If you’re looking to improve the efficiency of your industrial equipment, a variable frequency drive (VFD) could be the solution. But how does a VFD actually work? In this article, we’ll explore the basics of the variable frequency drive working principle. We’ll cover the key components, how they interact with one another, and the benefits of using a VFD in your operations. Whether you’re an engineer or a business owner, understanding the basics of VFDs can help you make informed decisions about your equipment and improve your bottom line.
Motors are being used worldwide on the industrial or domestic level. AC induction motors are used most commonly and extensively due to their large number of applications.

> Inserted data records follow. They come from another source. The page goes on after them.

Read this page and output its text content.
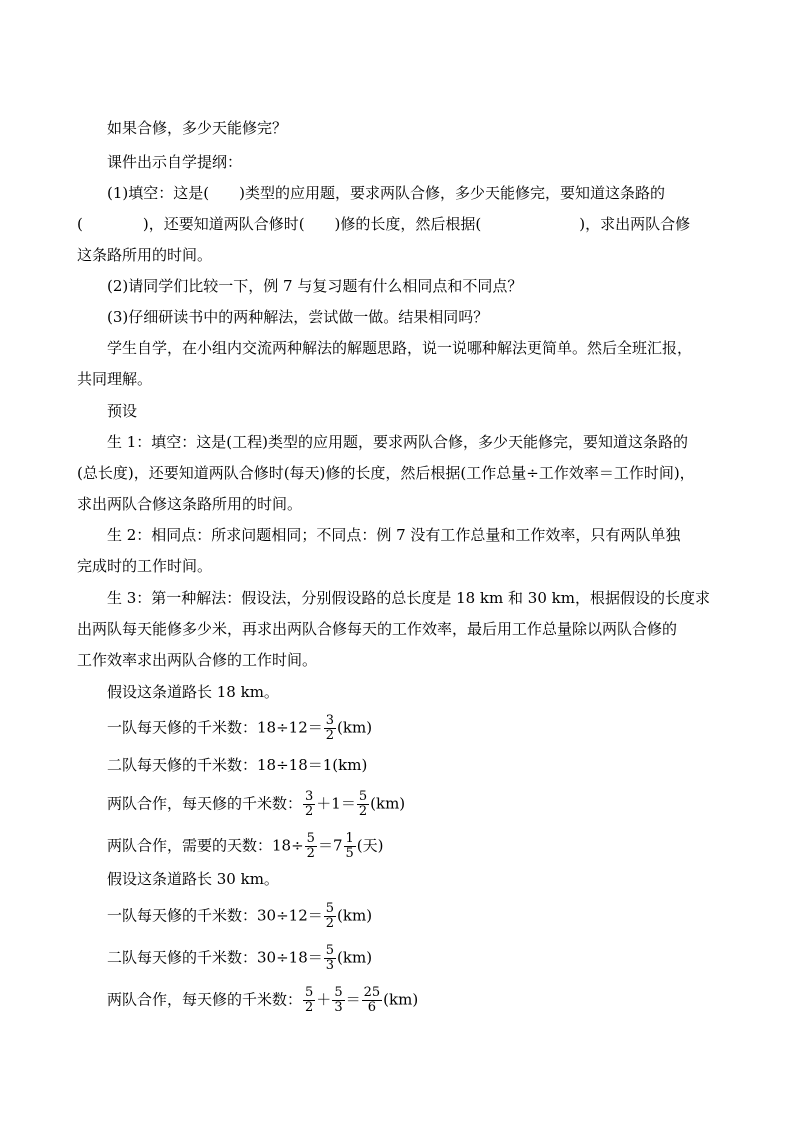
如果合修，多少天能修完？
课件出示自学提纲：
(1)填空：这是(　　)类型的应用题，要求两队合修，多少天能修完，要知道这条路的
(　　　　)，还要知道两队合修时(　　)修的长度，然后根据(	)，求出两队合修
这条路所用的时间。
(2)请同学们比较一下，例 7 与复习题有什么相同点和不同点？
(3)仔细研读书中的两种解法，尝试做一做。结果相同吗？
学生自学，在小组内交流两种解法的解题思路，说一说哪种解法更简单。然后全班汇报，
共同理解。
预设
生 1：填空：这是(工程)类型的应用题，要求两队合修，多少天能修完，要知道这条路的
(总长度)，还要知道两队合修时(每天)修的长度，然后根据(工作总量÷工作效率＝工作时间)，
求出两队合修这条路所用的时间。
生 2：相同点：所求问题相同；不同点：例 7 没有工作总量和工作效率，只有两队单独
完成时的工作时间。
生 3：第一种解法：假设法，分别假设路的总长度是 18 km 和 30 km，根据假设的长度求
出两队每天能修多少米，再求出两队合修每天的工作效率，最后用工作总量除以两队合修的
工作效率求出两队合修的工作时间。
假设这条道路长 18 km。
一队每天修的千米数：$18\div 12= \frac{3}{2} (km)$
二队每天修的千米数：18÷18＝1(km)
两队合作，每天修的千米数： $\frac{3}{2} +1= \frac{5}{2} (km)$
两队合作，需要的天数：$18\div \frac{5}{2} =7 \frac{1}{5}$ (天)
假设这条道路长 30 km。
一队每天修的千米数：$30\div 12= \frac{5}{2} (km)$
二队每天修的千米数：$30\div 18= \frac{5}{3} (km)$
两队合作，每天修的千米数： $\frac{5}{2} + \frac{5}{3} = \frac{25}{6} (km)$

But there is a need to eliminate the problem associated with the AC induction motor and to run it in a very efficient way. For that matter, many devices are used but the best among all the devices is the “Variable Frequency Drive”.
The variable-frequency drive (VFD) is a device that converts a fixed AC voltage and frequency into an adjustable AC voltage and frequency. It is used to control the speed of an AC motor. By adjusting the voltage and frequency the AC induction motor can operate at many different speeds.
A VFD is capable of adjusting both the speed and the torque of an induction motor. Variable frequency drive may be referred to by a variety of other names, such as:
- Frequency converter
- AC Drive
- Frequency inverter
- Adjustable frequency drive
Fixed-speed motors serve the majority of applications. In these applications or systems, control elements such as dampers and valves are used to regulate flow and pressure. These devices usually result in inefficient operation and energy loss because of their throttling action.
However, it is often desirable to have a motor operate at two or more discrete speeds or to have a fully variable speed operation. The conventional control elements can often be replaced by incorporating variable speed operation using a VFD.
How Does a Variable Frequency Drive Work?
Understanding the basic principles behind variable frequency drive operation requires understanding the three basic sections of the device: The rectifier, DC bus (DC filter), and inverter.
The voltage on an alternating current (AC) power supply rises and falls in the pattern of a sine wave. When the voltage is positive, the current flows in one direction; when the voltage is negative, the current flows in the opposite direction. This type of power system enables large amounts of energy to be efficiently transmitted over great distances.
The rectifier in a VFD is used to convert incoming ac power into direct current (DC) power. One rectifier will allow power to pass through only when the voltage is positive. A second rectifier will allow power to pass through only when the voltage is negative. Two rectifiers are required for each phase of power.
Since most large power supplies are three-phase, there will be a minimum of 6 rectifiers used. Appropriately, the term “6 pulse” is used to describe a drive with 6 rectifiers. A VFD may have multiple rectifier sections, with 6 rectifiers per section, enabling a VFD to be “12 pulse,” “18 pulse,” or “24 pulse.”
After the power flows through the rectifiers it is stored on a dc bus (dc link or dc filter). The dc bus contains capacitors to accept power from the rectifier, store it, and later deliver that power through the inverter section. The dc bus may also contain inductors, dc links, chokes, or similar items that add inductance, thereby smoothing the incoming power supply to the dc bus.
The final section of the VFD is referred to as an “inverter.” The inverter contains transistors that deliver power to the motor. The “Insulated Gate Bipolar Transistor” (IGBT) is a common choice in modern VFDs. The IGBT can switch on and off several thousand times per second and precisely control the power delivered to the motor. The IGBT uses a method named “pulse width modulation” (PWM) to simulate a current sine wave at the desired frequency to the motor.
Motor speed (rpm) is dependent upon frequency. Varying the frequency output of the VFD controls motor speed:
Speed (rpm) = frequency (hertz) x 120 / no. of poles
Variable frequency drive can help to:
- Control the speed of the motor.
- Limit demand and electrical consumption of motors by reducing the amount of energy they consume.
- Decrease mechanical stress due to pressure spikes with direct online start & stop.
- Reduce the starting current of the motor.
- Protect the motor with its internal protection functions.